In his illustrious career as coach, Ciro led 19 clubs in Switzerland, Croatia, Greece, Slovenia, Bosnia, China, and Iran, as well as five national teams – Croatia, Switzerland, Iran, Bosnia and Herzegovina, and China’s U-23 team.
However, two great results marked his time as coach. Under his leadership, Zagreb’s Dinamo football club won the Yugoslav First League title in 1982, and he also led the Croatian national football team to a sensational third place in FIFA World Cup in France in 1998.
“Always ’82. There was never any dilemma. Dinamo in ’82 comes first for me, then for a long time it’s nothing, and then my Vatreni (Croatia’s national team’s nickname),” Blazevic said in December 2021 at the premiere of a documentary film about him.
He holds the record for the longest tenure as coach of the Croatian national team – he led the team in 72 matches, and was for a long time the most successful of all of national team’s coaches. His World Cup bronze was only surpassed in 2018, when Croatia captured silver in Russia under the leadership of the incumbent coach, Zlatko Dalic.

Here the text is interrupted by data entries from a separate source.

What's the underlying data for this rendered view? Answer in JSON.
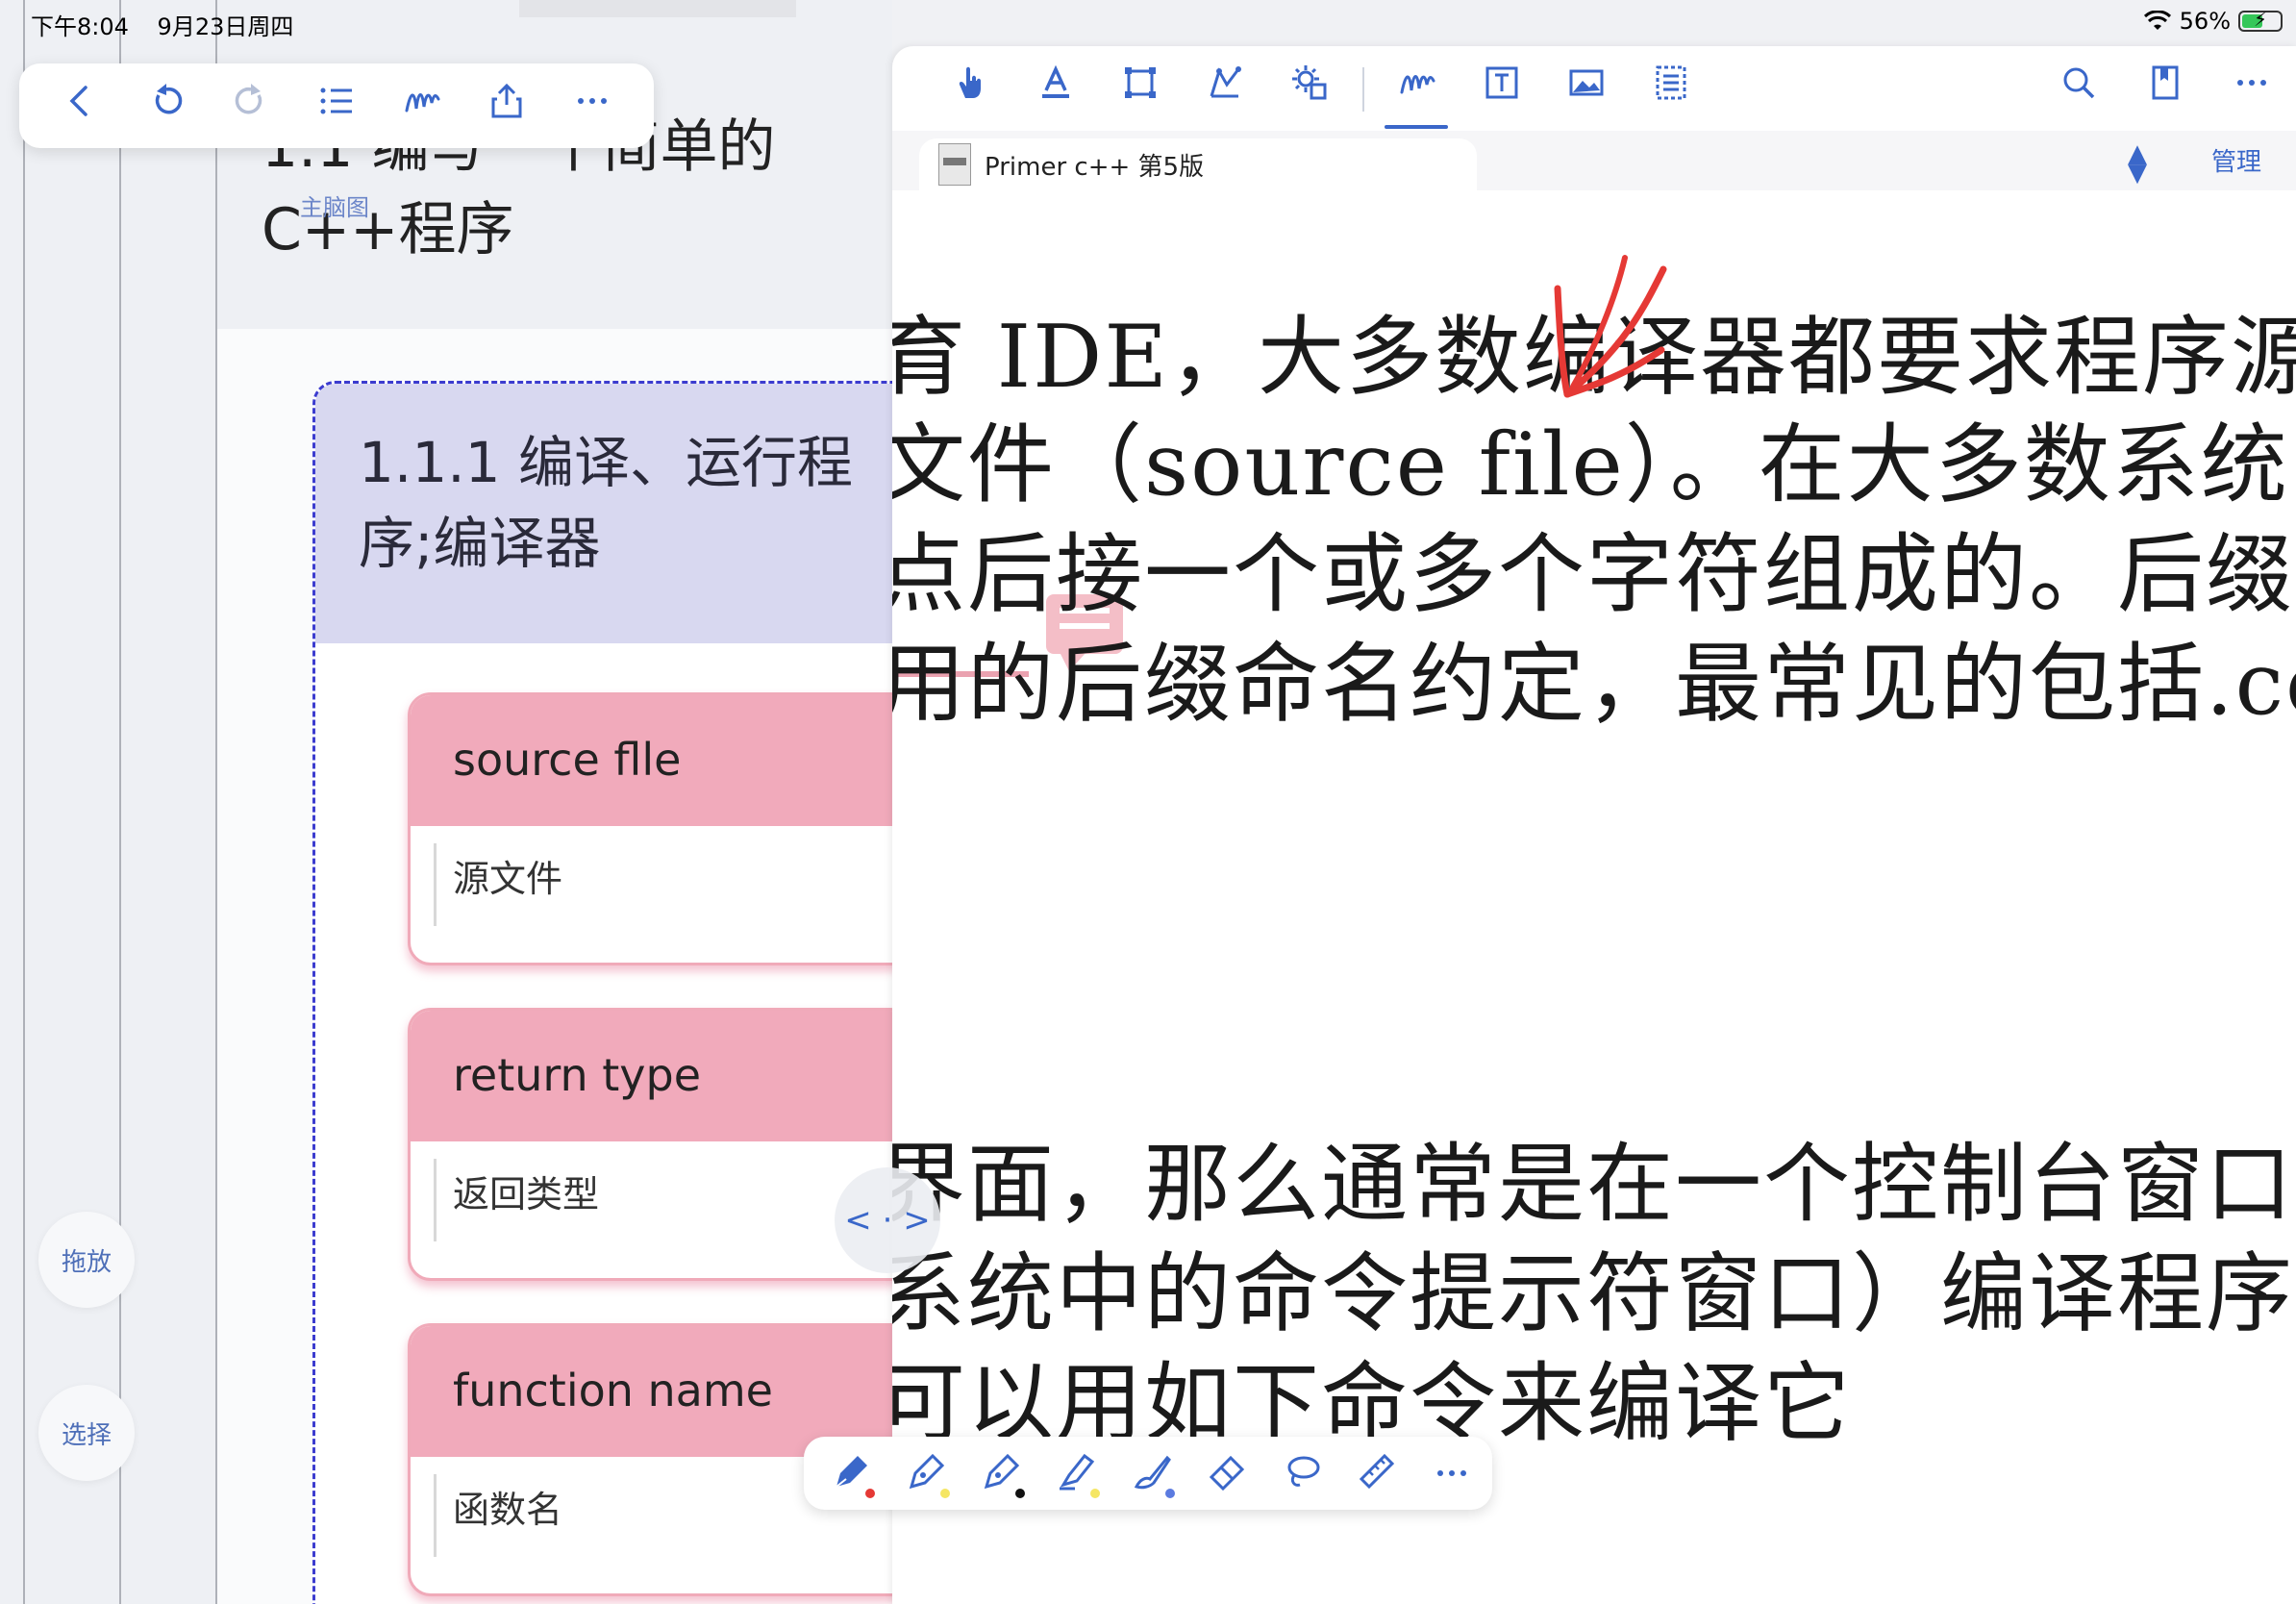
{
  "status_bar": {
    "time": "下午8:04",
    "date": "9月23日周四",
    "battery": "56%",
    "battery_level": 0.56
  },
  "mindmap_toolbar": {
    "icons": [
      "back-icon",
      "undo-icon",
      "redo-icon",
      "outline-list-icon",
      "pen-scribble-icon",
      "share-icon",
      "more-icon"
    ]
  },
  "mindmap": {
    "heading": "1.1 编写一个简单的C++程序",
    "tag": "主脑图",
    "topic": {
      "title": "1.1.1 编译、运行程序;编译器"
    },
    "cards": [
      {
        "term": "source flle",
        "meaning": "源文件"
      },
      {
        "term": "return type",
        "meaning": "返回类型"
      },
      {
        "term": "function name",
        "meaning": "函数名"
      }
    ],
    "side_buttons": {
      "drag": "拖放",
      "select": "选择"
    }
  },
  "pdf_toolbar": {
    "tools": [
      "hand-icon",
      "text-highlight-icon",
      "rect-select-icon",
      "shape-icon",
      "settings-gear-icon",
      "pen-scribble-icon",
      "text-box-icon",
      "image-icon",
      "page-outline-icon"
    ],
    "right": [
      "search-icon",
      "bookmark-icon",
      "more-icon"
    ]
  },
  "document": {
    "tab_title": "Primer c++ 第5版",
    "manage_label": "管理"
  },
  "pdf_text": {
    "lines": [
      "育 IDE，大多数编译器都要求程序源",
      "文件（source file）。在大多数系统中",
      "点后接一个或多个字符组成的。后缀",
      "用的后缀命名约定，最常见的包括.cc、",
      "界面，那么通常是在一个控制台窗口",
      "系统中的命令提示符窗口）编译程序",
      "可以用如下命令来编译它"
    ]
  },
  "split_handle": "< · >",
  "pen_toolbar": {
    "tools": [
      {
        "name": "fountain-pen-icon",
        "color": "#e53935"
      },
      {
        "name": "pen-icon",
        "color": "#f5e663"
      },
      {
        "name": "pen-icon",
        "color": "#111111"
      },
      {
        "name": "highlighter-icon",
        "color": "#f5e663"
      },
      {
        "name": "brush-icon",
        "color": "#5b7be0"
      },
      {
        "name": "eraser-icon",
        "color": ""
      },
      {
        "name": "lasso-icon",
        "color": ""
      },
      {
        "name": "ruler-icon",
        "color": ""
      },
      {
        "name": "more-icon",
        "color": ""
      }
    ]
  }
}
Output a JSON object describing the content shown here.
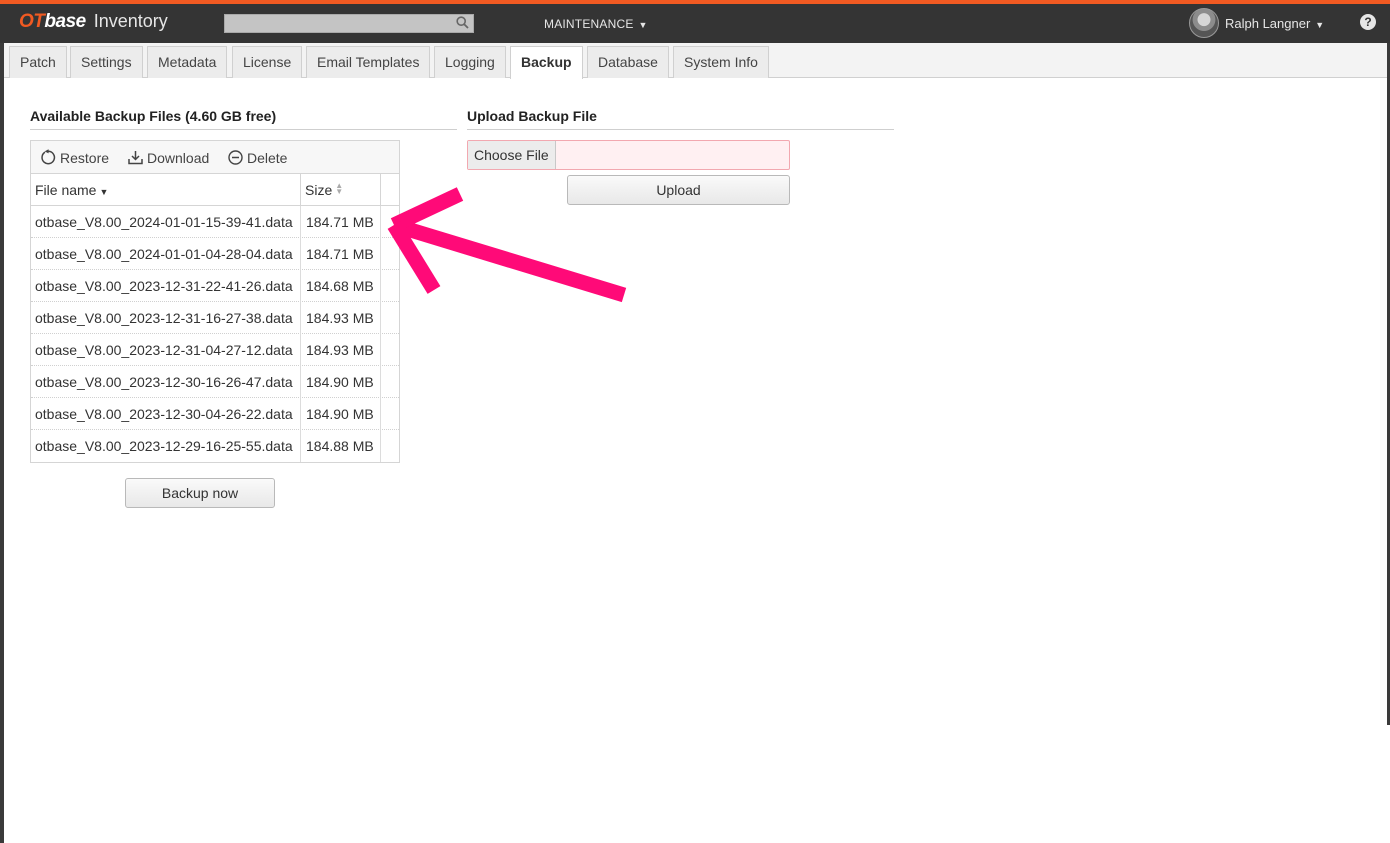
{
  "app": {
    "logo_ot": "OT",
    "logo_base": "base",
    "logo_name": "Inventory",
    "menu_label": "MAINTENANCE",
    "user_name": "Ralph Langner",
    "help_label": "?"
  },
  "tabs": [
    {
      "label": "Patch"
    },
    {
      "label": "Settings"
    },
    {
      "label": "Metadata"
    },
    {
      "label": "License"
    },
    {
      "label": "Email Templates"
    },
    {
      "label": "Logging"
    },
    {
      "label": "Backup",
      "active": true
    },
    {
      "label": "Database"
    },
    {
      "label": "System Info"
    }
  ],
  "backup": {
    "title": "Available Backup Files (4.60 GB free)",
    "toolbar": {
      "restore": "Restore",
      "download": "Download",
      "delete": "Delete"
    },
    "columns": {
      "file_name": "File name",
      "size": "Size"
    },
    "files": [
      {
        "name": "otbase_V8.00_2024-01-01-15-39-41.data",
        "size": "184.71 MB"
      },
      {
        "name": "otbase_V8.00_2024-01-01-04-28-04.data",
        "size": "184.71 MB"
      },
      {
        "name": "otbase_V8.00_2023-12-31-22-41-26.data",
        "size": "184.68 MB"
      },
      {
        "name": "otbase_V8.00_2023-12-31-16-27-38.data",
        "size": "184.93 MB"
      },
      {
        "name": "otbase_V8.00_2023-12-31-04-27-12.data",
        "size": "184.93 MB"
      },
      {
        "name": "otbase_V8.00_2023-12-30-16-26-47.data",
        "size": "184.90 MB"
      },
      {
        "name": "otbase_V8.00_2023-12-30-04-26-22.data",
        "size": "184.90 MB"
      },
      {
        "name": "otbase_V8.00_2023-12-29-16-25-55.data",
        "size": "184.88 MB"
      }
    ],
    "backup_now": "Backup now"
  },
  "upload": {
    "title": "Upload Backup File",
    "choose_file": "Choose File",
    "upload_button": "Upload"
  },
  "colors": {
    "accent": "#f15a22",
    "navbar": "#343434",
    "annotation_arrow": "#ff0a78"
  }
}
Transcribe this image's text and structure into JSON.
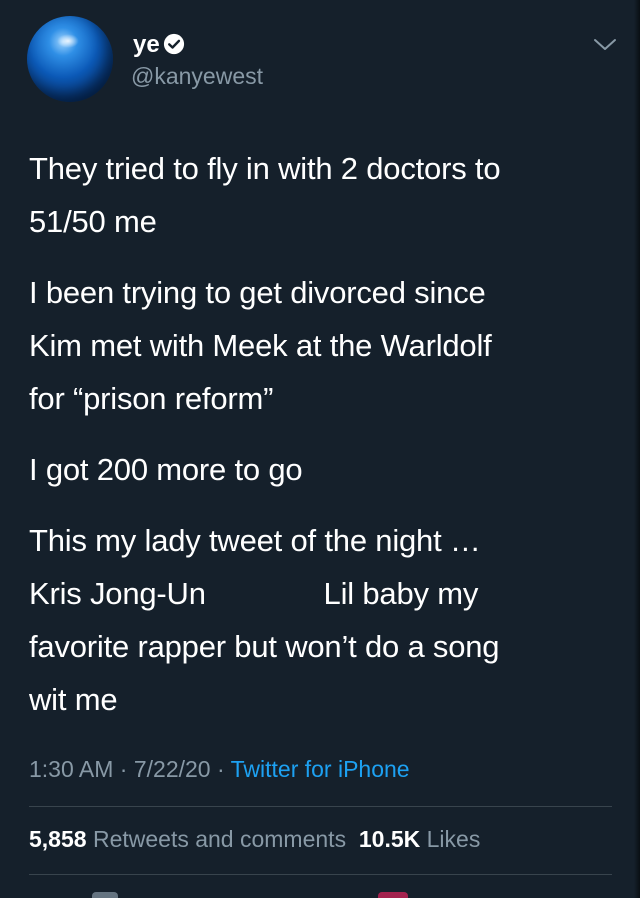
{
  "user": {
    "display_name": "ye",
    "handle": "@kanyewest",
    "verified": true
  },
  "tweet": {
    "paragraphs": [
      [
        "They tried to fly in with 2 doctors to",
        "51/50 me"
      ],
      [
        "I been trying to get divorced since",
        "Kim met with Meek at the Warldolf",
        "for “prison reform”"
      ],
      [
        "I got 200 more to go"
      ],
      [
        "This my lady tweet of the night …",
        "Kris Jong-Un              Lil baby my",
        "favorite rapper but won’t do a song",
        "wit me"
      ]
    ]
  },
  "meta": {
    "time": "1:30 AM",
    "separator": " · ",
    "date": "7/22/20",
    "source": "Twitter for iPhone"
  },
  "stats": {
    "retweets_count": "5,858",
    "retweets_label": "Retweets and comments",
    "likes_count": "10.5K",
    "likes_label": "Likes"
  },
  "colors": {
    "background": "#15202b",
    "text_primary": "#ffffff",
    "text_secondary": "#8899a6",
    "accent": "#1da1f2",
    "divider": "#38444d"
  },
  "icons": {
    "verified": "verified-badge-icon",
    "menu": "chevron-down-icon"
  }
}
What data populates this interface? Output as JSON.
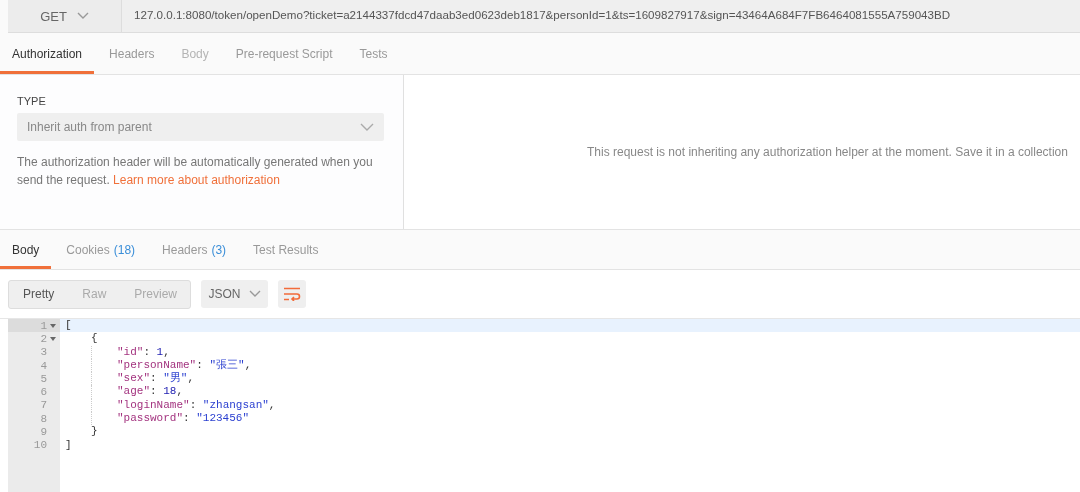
{
  "request": {
    "method": "GET",
    "url": "127.0.0.1:8080/token/openDemo?ticket=a2144337fdcd47daab3ed0623deb1817&personId=1&ts=1609827917&sign=43464A684F7FB6464081555A759043BD"
  },
  "request_tabs": [
    {
      "label": "Authorization",
      "selected": true,
      "disabled": false
    },
    {
      "label": "Headers",
      "selected": false,
      "disabled": false
    },
    {
      "label": "Body",
      "selected": false,
      "disabled": true
    },
    {
      "label": "Pre-request Script",
      "selected": false,
      "disabled": false
    },
    {
      "label": "Tests",
      "selected": false,
      "disabled": false
    }
  ],
  "auth": {
    "type_label": "TYPE",
    "type_value": "Inherit auth from parent",
    "description": "The authorization header will be automatically generated when you send the request.",
    "link": "Learn more about authorization",
    "helper_message": "This request is not inheriting any authorization helper at the moment. Save it in a collection"
  },
  "response_tabs": [
    {
      "label": "Body",
      "selected": true
    },
    {
      "label": "Cookies",
      "count": "(18)",
      "selected": false
    },
    {
      "label": "Headers",
      "count": "(3)",
      "selected": false
    },
    {
      "label": "Test Results",
      "selected": false
    }
  ],
  "view_modes": [
    {
      "label": "Pretty",
      "selected": true
    },
    {
      "label": "Raw",
      "selected": false
    },
    {
      "label": "Preview",
      "selected": false
    }
  ],
  "format": "JSON",
  "code": [
    {
      "number": "1",
      "tokens": [
        {
          "kind": "punct",
          "text": "["
        }
      ],
      "children": [
        {
          "number": "2",
          "tokens": [
            {
              "kind": "punct",
              "text": "{"
            }
          ],
          "children": [
            {
              "number": "3",
              "tokens": [
                {
                  "kind": "key",
                  "text": "\"id\""
                },
                {
                  "kind": "punct",
                  "text": ": "
                },
                {
                  "kind": "number",
                  "text": "1"
                },
                {
                  "kind": "punct",
                  "text": ","
                }
              ]
            },
            {
              "number": "4",
              "tokens": [
                {
                  "kind": "key",
                  "text": "\"personName\""
                },
                {
                  "kind": "punct",
                  "text": ": "
                },
                {
                  "kind": "string",
                  "text": "\"張三\""
                },
                {
                  "kind": "punct",
                  "text": ","
                }
              ]
            },
            {
              "number": "5",
              "tokens": [
                {
                  "kind": "key",
                  "text": "\"sex\""
                },
                {
                  "kind": "punct",
                  "text": ": "
                },
                {
                  "kind": "string",
                  "text": "\"男\""
                },
                {
                  "kind": "punct",
                  "text": ","
                }
              ]
            },
            {
              "number": "6",
              "tokens": [
                {
                  "kind": "key",
                  "text": "\"age\""
                },
                {
                  "kind": "punct",
                  "text": ": "
                },
                {
                  "kind": "number",
                  "text": "18"
                },
                {
                  "kind": "punct",
                  "text": ","
                }
              ]
            },
            {
              "number": "7",
              "tokens": [
                {
                  "kind": "key",
                  "text": "\"loginName\""
                },
                {
                  "kind": "punct",
                  "text": ": "
                },
                {
                  "kind": "string",
                  "text": "\"zhangsan\""
                },
                {
                  "kind": "punct",
                  "text": ","
                }
              ]
            },
            {
              "number": "8",
              "tokens": [
                {
                  "kind": "key",
                  "text": "\"password\""
                },
                {
                  "kind": "punct",
                  "text": ": "
                },
                {
                  "kind": "string",
                  "text": "\"123456\""
                }
              ]
            }
          ]
        },
        {
          "number": "9",
          "tokens": [
            {
              "kind": "punct",
              "text": "}"
            }
          ]
        }
      ]
    },
    {
      "number": "10",
      "tokens": [
        {
          "kind": "punct",
          "text": "]"
        }
      ]
    }
  ]
}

“I will remember him as a man with great style, but an even greater soul. That is why we all loved and respected him. Wherever he worked, he left a mark. I can honestly say that Ciro was my ‘football father’, a true inspiration for everything I have achieved as coach. I will forever be grateful to him and all my prayers go out to him and his family. The coach of all coaches, rest in peace,” Zlatko Dalic said.
His skills as a coach, but also his immense charisma, won the hearts of football fans and the general public wherever he went.
“We all have some wishes that never came true, but I don’t have the right to complain. I achieved so much considering where I came from and how I started. I have no reason not to be proud of myself because I came from such poverty. I became a successful coach, a well-known coach, and that flatters me because I love people so much,” Blazevic said in his last interview with N1, in May 2022.
For over 60 years, Blazevic was married to his wife Zdenka, with whom he had three children: son Miroslav Junior and daughters Barbara and Catherine. He was first diagnosed with prostate cancer in 2011, but he beat the disease. A year later, he underwent surgery to remove early-stage melanoma. Unfortunately, cancer returned in September 2019.
In one of his last public appearances, when he accepted the Vladimir Beara award for contributions to the development of sports culture and social tolerance last December, Blazevic said: “You’ve come in large numbers and showed me a great honour. However, this will be the last time I speak publicly like this. It’s over. No more. Adieu, Ciro. I’m counting my last days, I’m aware of that.”
That day, he did not give any interviews to the media, interviews he had always loved and never refused.